Climate and Agriculture Negotiations: Towards more coherence between climate, agro-processing, trade and agriculture

This on-demand training programme builds technical capacities of relevant stakeholders on how to engage with discourses surrounding agriculture and climate negotiations, towards more climate-aware, trade-driven and food security-enhancing agro-industrial development in East Africa. Designed for officials from Environment, Agriculture and Trade Ministries, as well as farmers and agro-processors, the training facilitates better understanding on agriculture issues in climate and trade negotiations through detailed analysis of concepts, stakeholder engagement, current status, contestations and the preferred future positions for the EAC.

This training programme was developed to help government officials from Rwanda better understand agriculture-related issues in both climate and trade negotiations. It provides detailed analysis of concepts, stakeholder engagement, current status, contestations and preferred future positions of the East African Community (EAC). Delivery of the course facilitates active multi-stakeholder engagement, including representatives from Environment, Agriculture and Trade Ministries as well as interaction with farmers and agro-processors.

Training Objectives:

To increase the capacities of a critical mass of representatives of stakeholders (e.g., staff of relevant government ministries, private sector, farmers, CSOs, staff of regional organisations) in engaging the general discourse on agriculture and climate negotiations through the mastering of critical terms and procedures involved.

  • To develop analytical, as well as interpersonal skills required to build negotiation consensus on agriculture and climate change from the national, through the regional (EAC), Africa Union to the global level.
  • To increase the capacity of stakeholders to take advantage of ongoing agriculture, climate and trade negotiation processes, drawing from the WTO, UNFCCC, existing Intended Nationally Determined contributions [NDCs] and other global texts from both the historical and futuristic perspectives, including the upcoming COP23 in Bon, Germany and ongoing WTO negotiations.
  • To highlight and emphasise the fact that in negotiations, contesting policy domains/groupings get what they negotiate for, and that both the national and EAC interest remain the building blocks for the preferred agricultural position in climate negotiations that are informed by the twin pillars of adaptation and mitigation.
  • To continue building an understanding on the concept of policy entrepreneurship that embraces the art and science of negotiation – knowing when to push for a position, when to stop and when to push again and when to withdraw if need be etc.
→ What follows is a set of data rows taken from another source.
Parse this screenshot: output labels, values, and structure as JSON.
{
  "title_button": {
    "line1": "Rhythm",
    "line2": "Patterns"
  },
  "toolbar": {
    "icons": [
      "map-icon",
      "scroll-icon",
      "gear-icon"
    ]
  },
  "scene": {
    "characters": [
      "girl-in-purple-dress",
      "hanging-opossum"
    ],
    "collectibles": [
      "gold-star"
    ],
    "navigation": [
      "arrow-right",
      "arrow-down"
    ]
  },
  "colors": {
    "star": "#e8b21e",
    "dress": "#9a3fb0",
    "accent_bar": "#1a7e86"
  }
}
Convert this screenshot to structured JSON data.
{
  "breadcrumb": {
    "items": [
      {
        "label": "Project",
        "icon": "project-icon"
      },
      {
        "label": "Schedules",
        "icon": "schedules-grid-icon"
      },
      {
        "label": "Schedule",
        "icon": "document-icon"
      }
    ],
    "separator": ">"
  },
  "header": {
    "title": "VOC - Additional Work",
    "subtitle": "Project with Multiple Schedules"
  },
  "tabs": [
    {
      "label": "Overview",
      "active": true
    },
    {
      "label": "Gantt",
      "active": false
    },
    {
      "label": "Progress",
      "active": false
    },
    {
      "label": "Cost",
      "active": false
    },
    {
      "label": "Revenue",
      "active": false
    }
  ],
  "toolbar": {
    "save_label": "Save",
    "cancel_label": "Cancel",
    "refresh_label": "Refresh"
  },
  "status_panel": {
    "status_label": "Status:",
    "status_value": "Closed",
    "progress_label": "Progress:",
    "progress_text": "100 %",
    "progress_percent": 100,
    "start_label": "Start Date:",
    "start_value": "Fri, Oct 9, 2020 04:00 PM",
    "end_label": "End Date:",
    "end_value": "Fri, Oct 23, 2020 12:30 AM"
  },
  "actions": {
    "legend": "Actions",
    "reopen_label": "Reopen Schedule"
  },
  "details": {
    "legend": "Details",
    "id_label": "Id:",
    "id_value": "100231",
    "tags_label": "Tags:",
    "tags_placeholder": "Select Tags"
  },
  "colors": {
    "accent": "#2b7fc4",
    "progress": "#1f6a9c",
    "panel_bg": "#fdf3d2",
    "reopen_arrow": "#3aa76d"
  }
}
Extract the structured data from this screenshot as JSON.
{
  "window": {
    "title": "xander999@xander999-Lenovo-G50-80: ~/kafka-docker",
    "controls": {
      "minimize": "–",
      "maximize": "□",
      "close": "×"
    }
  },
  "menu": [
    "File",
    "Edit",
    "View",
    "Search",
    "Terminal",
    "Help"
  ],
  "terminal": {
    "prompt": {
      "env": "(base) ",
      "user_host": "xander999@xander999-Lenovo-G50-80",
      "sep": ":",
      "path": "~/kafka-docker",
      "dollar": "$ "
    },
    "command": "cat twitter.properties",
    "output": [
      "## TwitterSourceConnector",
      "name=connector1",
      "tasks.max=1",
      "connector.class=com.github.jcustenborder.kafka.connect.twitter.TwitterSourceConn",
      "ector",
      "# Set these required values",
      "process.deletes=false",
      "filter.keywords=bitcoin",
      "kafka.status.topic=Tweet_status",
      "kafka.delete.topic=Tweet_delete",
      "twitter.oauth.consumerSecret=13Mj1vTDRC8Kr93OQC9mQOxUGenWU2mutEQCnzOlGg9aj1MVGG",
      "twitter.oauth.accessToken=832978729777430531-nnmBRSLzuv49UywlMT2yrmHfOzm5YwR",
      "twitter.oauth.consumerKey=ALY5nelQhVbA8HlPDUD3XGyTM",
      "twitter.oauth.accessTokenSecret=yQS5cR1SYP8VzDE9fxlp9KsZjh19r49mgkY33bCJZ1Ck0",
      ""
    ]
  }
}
Module 1: Issues analysis and concepts
This module introduces participants to concepts and definitions of agriculture (including agro-industrial development) climate change, food security and trade. The goal is to enhance understanding of participants on how agriculture (including agro-industrial development) can be more climate-aware, trade-driven and food security-enhancing in the EAC region.

Module 2: Features of Selected International Institutions
The module allows stakeholders attending the workshop to familiarize themselves with international institutions and their key areas of work related mainly to agriculture (including agro-industry) and climate negotiations. Specifically, the module has the objective to increase the knowledge and understanding of some key relevant international institutions and/or bodies responsible of policymaking and/or policy implementation mechanisms in the area of agriculture (including agro-industrial development) and climate negotiations.

Module 3: Agriculture and climate change: Focus on the UNFCCC and WTO negotiations
This module grows the participants’ confidence into addressing agriculture (including agro-industrial development) in climate negotiations, and vice versa. The purpose is to continue developing negotiation capacity in EAC teams that will result in favourable decisions on agriculture from the UNFCCC and other global negotiation platforms like the WTO.

Module 4: Simulation exercise: Drawing up future negotiation positions
The emphasis of this module is to encourage holistic, substantive, collective and pragmatic thinking by the participants that enables them to sharpen skills to interact with institutions at the national, regional and global level platforms dealing with agriculture, agro-processing and climate change matters and negotiations.